Nevertheless, I was also psyched to get back to bouldering. I missed the creative and more playful aspect of solving a problem rather than fighting my way up through (more or less) obvious moves I already did individually. Yes, I know I could also try harder routes to resolve that problem but that would also require a whole lot of endurance which I don’t have at the time, but I might work on that eventually… Anyway, I only had two weeks left to transfer back to bouldering and plastic before the World Championships in Munich. The Olympic Park is always a fantastic venue with a great crowd and I was really excited to compete in my first World Championships. First day it was the male qualifiers and we got a first impression of the wall and the very cool looking boulders. Unfortunately nobody of our team made it to the next round. Next day it was our turn and I was really psyched to climb. Sadly it didn’t seem to be my day. I ran out of time on my best attempt on the first problem and I felt really weak on some of the more powerful problems, including a dyno I initially thought was supposed to suit me well. Standing in front of the last problem, I knew I had to do it fast to not end up with a VERY poor result. Thankfully the rather balancy moves over volumes felt more solid than I’d expected and I was happy to get at least one top in two tries, which made me end up on place 33.

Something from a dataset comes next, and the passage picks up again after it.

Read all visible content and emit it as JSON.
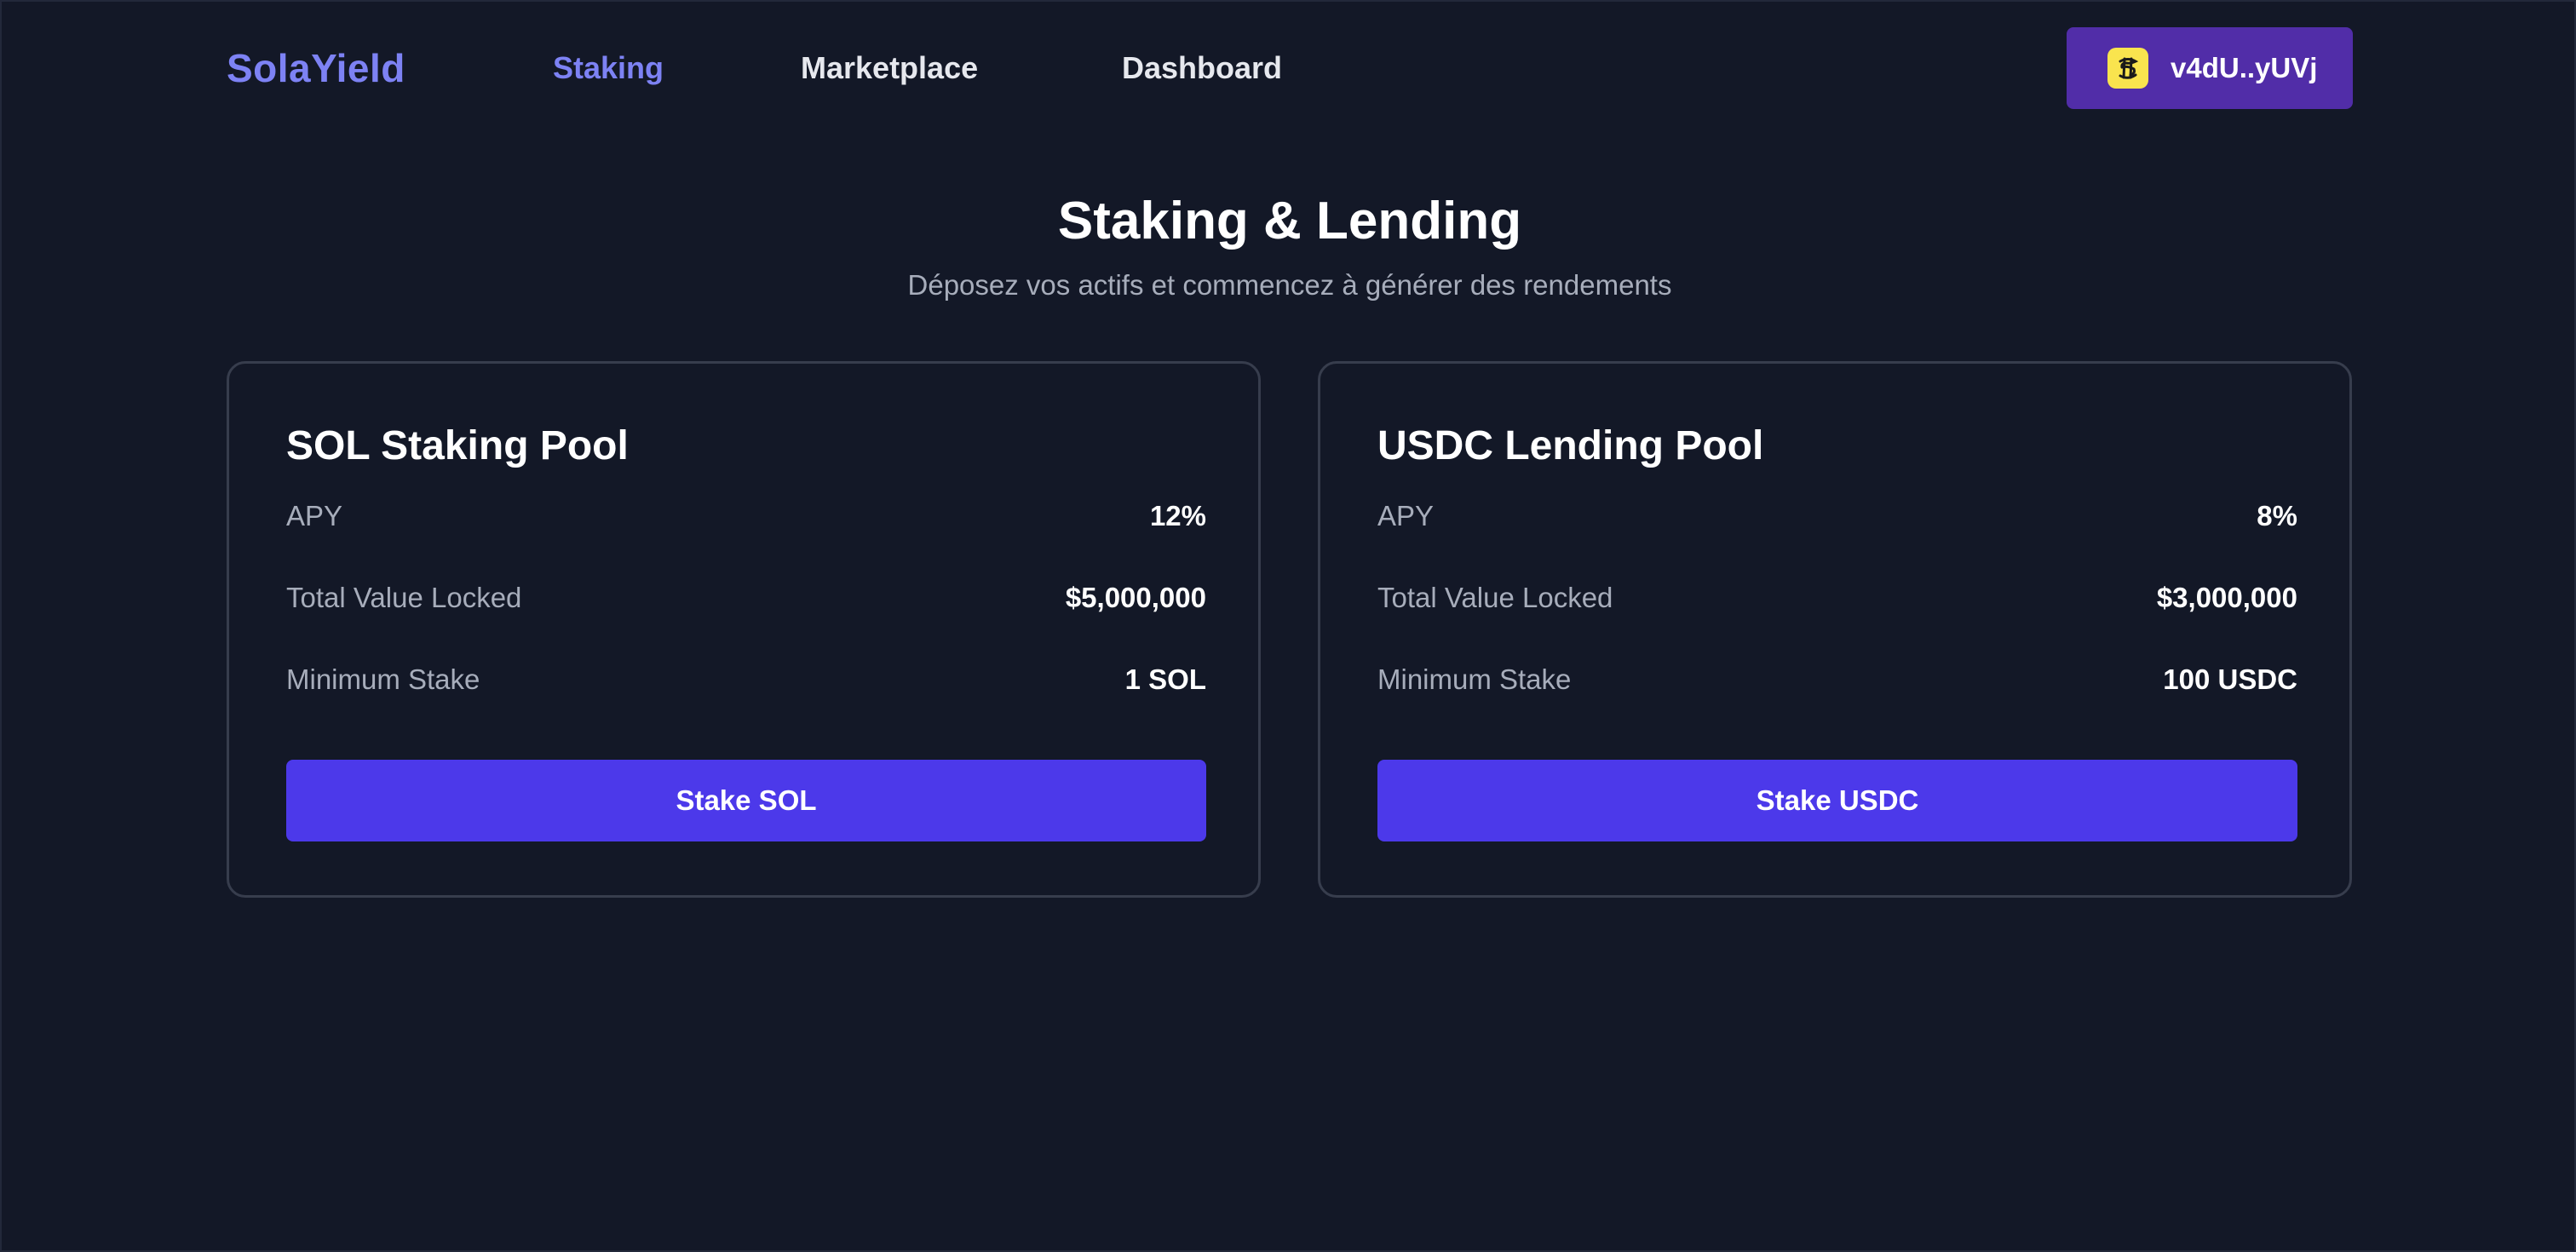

Looking back, three weeks of rope climbing probably wasn’t the ideal preparation for this competition but I’ll never know how it had turned out otherwise. All in all, I had a great time and I guess that’s what counts in the end. Of course I’m a bit disappointed because I know I could’ve done better but it was great to be part of this fantastic event and I also improved quite a bit compared to last year. Right now, I’m glad that the pressure is over and I can focus more on rock, maybe even clipping some quickdraws… ;) Petra put on a great performance and was very close on making finals but in the end missed it by just one try. Finals were amazing to watch and probably even more amazing to climb, the boulders looked great and the crowd was simply overwhelming. It all came down to the very last problem where Jule Wurm and Adam Ondra finally took the win, congratulations! Plus I’m really happy for Alex Puccio and Jernej Kruder who both got 2nd, they looked super strong and for Jernej it was his first podium ever, what an effort! Watching the finals was truly inspiring and it is my biggest dream to once be up there myself. Overall, this was one of the best competitions I’ve ever attended, the organisation was completely flawless, the route setting was fantastic and I could hardly imagine a better crowd or a more perfect venue, I really hope to be there again next year!